All seven patients who received rapastinel completed the infusion. Patients had severe OCD symptoms: the mean YBOCS score at baseline was 28.9 (SD=4.4), with a mean duration of illness of 24.9 years (SD=10.6). The mean number of prior adequate serotonin reuptake inhibitor (SRI) trials was 3.4 (SD=2.8, median=3, range=0–7). In our sample, 86% received at least one adequate trial of an SRI, 29% failed at least one prior adequate trial of antipsychotic augmentation, and 57% failed at least one prior adequate trial of CBT with exposure and response prevention. Three of the seven OCD subjects (43%) had no other psychiatric comorbidity. Two subjects (29%) met criteria for comorbid generalized anxiety disorder. Two (29%) met criteria for comorbid major depression, with baseline HAM-D scores of 11 (mild) and 14 (moderate). Compared with baseline, scores on the YBOC Challenge Scale, the BAI, and the BDI were significantly lower at 90 minutes and 230 minutes postinfusion (all p<0.05; Figure 1; see also Figure S1 in the data supplement that accompanies the online edition of this letter); the percentage decrease in YBOC Challenge Scale scores from baseline to 230 minutes postinfusion was 46.4%. OCD severity, as measured by the YBOCS, was not significantly decreased from baseline to 1 week postinfusion, and neither were scores on the BDI, although scores on the BAI were significantly decreased (p=0.02). No patient met the treatment response criterion (reduction of ≥35% in the YBOCS score) at 1 week postinfusion (the mean YBOCS score at baseline was 28.9 [SD=4.4] and was 26.0 [SD=5.4] at 1 week postinfusion). One individual with mild comorbid depression had a further reduction in HAM-D scores, from 11 (at baseline) to 1 (at 230 minutes), with a slight increase to 7 (by 1 week after infusion of rapastinel).

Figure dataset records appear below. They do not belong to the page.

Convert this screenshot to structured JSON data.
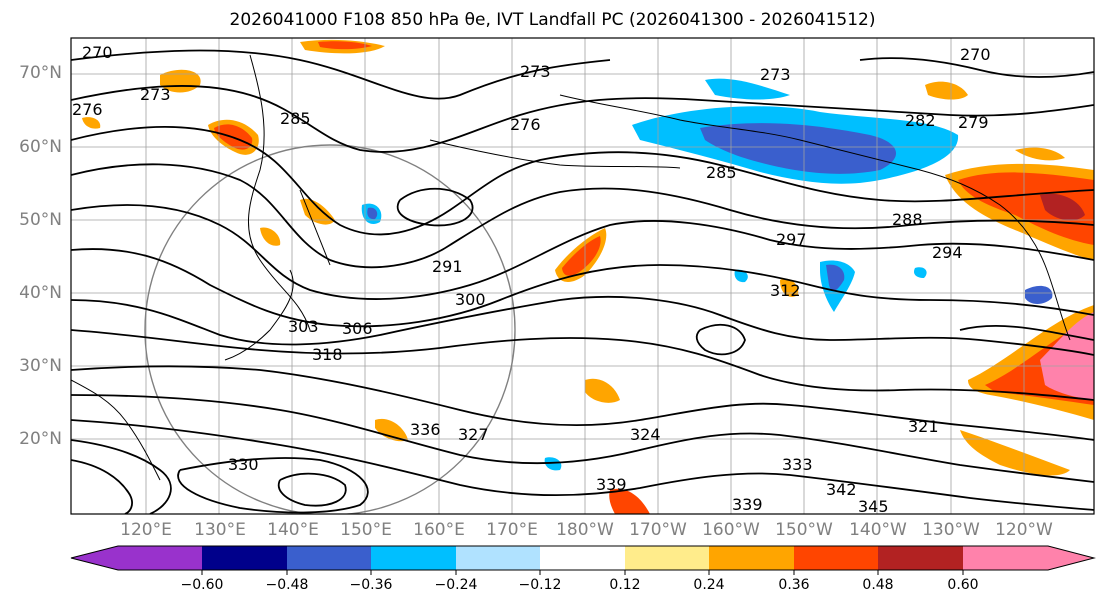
{
  "title": "2026041000 F108 850 hPa θe, IVT Landfall PC (2026041300 - 2026041512)",
  "map": {
    "lat_labels": [
      "70°N",
      "60°N",
      "50°N",
      "40°N",
      "30°N",
      "20°N"
    ],
    "lon_labels": [
      "120°E",
      "130°E",
      "140°E",
      "150°E",
      "160°E",
      "170°E",
      "180°W",
      "170°W",
      "160°W",
      "150°W",
      "140°W",
      "130°W",
      "120°W"
    ],
    "contour_labels": [
      "270",
      "273",
      "276",
      "273",
      "285",
      "276",
      "273",
      "270",
      "282",
      "279",
      "285",
      "288",
      "291",
      "297",
      "294",
      "300",
      "303",
      "306",
      "318",
      "312",
      "321",
      "324",
      "327",
      "330",
      "333",
      "336",
      "339",
      "342",
      "345",
      "339"
    ]
  },
  "colorbar": {
    "ticks": [
      "−0.60",
      "−0.48",
      "−0.36",
      "−0.24",
      "−0.12",
      "0.12",
      "0.24",
      "0.36",
      "0.48",
      "0.60"
    ],
    "colors": [
      "#9932cc",
      "#00008b",
      "#3a5fcd",
      "#00bfff",
      "#b0e2ff",
      "#ffffff",
      "#ffec8b",
      "#ffa500",
      "#ff4500",
      "#b22222",
      "#ff82ab",
      "#ff82ab"
    ]
  },
  "colors": {
    "pos_low": "#ffa500",
    "pos_mid": "#ff4500",
    "pos_high": "#ff82ab",
    "neg_low": "#00bfff",
    "neg_mid": "#3a5fcd",
    "contour": "#000000",
    "grid": "#a0a0a0"
  }
}
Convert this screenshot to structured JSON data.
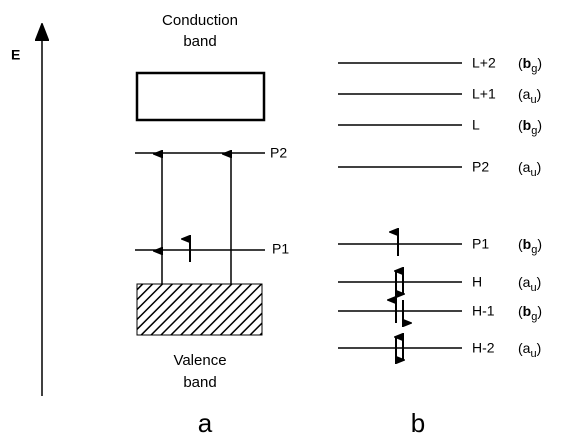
{
  "axis": {
    "label": "E"
  },
  "panel_a": {
    "label": "a",
    "conduction_band": [
      "Conduction",
      "band"
    ],
    "valence_band": [
      "Valence",
      "band"
    ],
    "levels": [
      {
        "label": "P2"
      },
      {
        "label": "P1"
      }
    ]
  },
  "panel_b": {
    "label": "b",
    "levels": [
      {
        "label": "L+2",
        "symmetry": {
          "letter": "b",
          "sub": "g"
        }
      },
      {
        "label": "L+1",
        "symmetry": {
          "letter": "a",
          "sub": "u"
        }
      },
      {
        "label": "L",
        "symmetry": {
          "letter": "b",
          "sub": "g"
        }
      },
      {
        "label": "P2",
        "symmetry": {
          "letter": "a",
          "sub": "u"
        }
      },
      {
        "label": "P1",
        "symmetry": {
          "letter": "b",
          "sub": "g"
        }
      },
      {
        "label": "H",
        "symmetry": {
          "letter": "a",
          "sub": "u"
        }
      },
      {
        "label": "H-1",
        "symmetry": {
          "letter": "b",
          "sub": "g"
        }
      },
      {
        "label": "H-2",
        "symmetry": {
          "letter": "a",
          "sub": "u"
        }
      }
    ]
  }
}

Rapastinel was well tolerated. Of note, in contrast to participant reports in a prior study of intravenous ketamine in OCD (1), participants did not report adverse events (e.g., dizziness, nausea, vomiting, or headache). Assessments of dissociation, mania, and psychosis were not significantly changed from baseline.

The findings suggest that rapastinel is well tolerated in unmedicated OCD patients, as it is in patients with depression (6). Specifically, rapastinel did not increase psychotomimetic effects following dosing in this sample of OCD patients, unlike ketamine in prior studies (1, 3–5). In this small open-label sample, rapastinel had acute effects on obsessions and compulsions and on symptoms of anxiety and depression. However, rapastinel did not have significant effects on OCD symptoms 1 week postinfusion. To have clinical utility, glutamate modulators should refine molecular targets for rapid and sustained action while minimizing side effects. Mechanistic preclinical data suggest drugs like rapastinel (17) and ketamine’s metabolite hydroxynorketamine (1, 18) that act on AMPA receptor modulation pathways may be promising therapeutic strategies.

The authors thank the individuals who generously donated their time to participate in this study.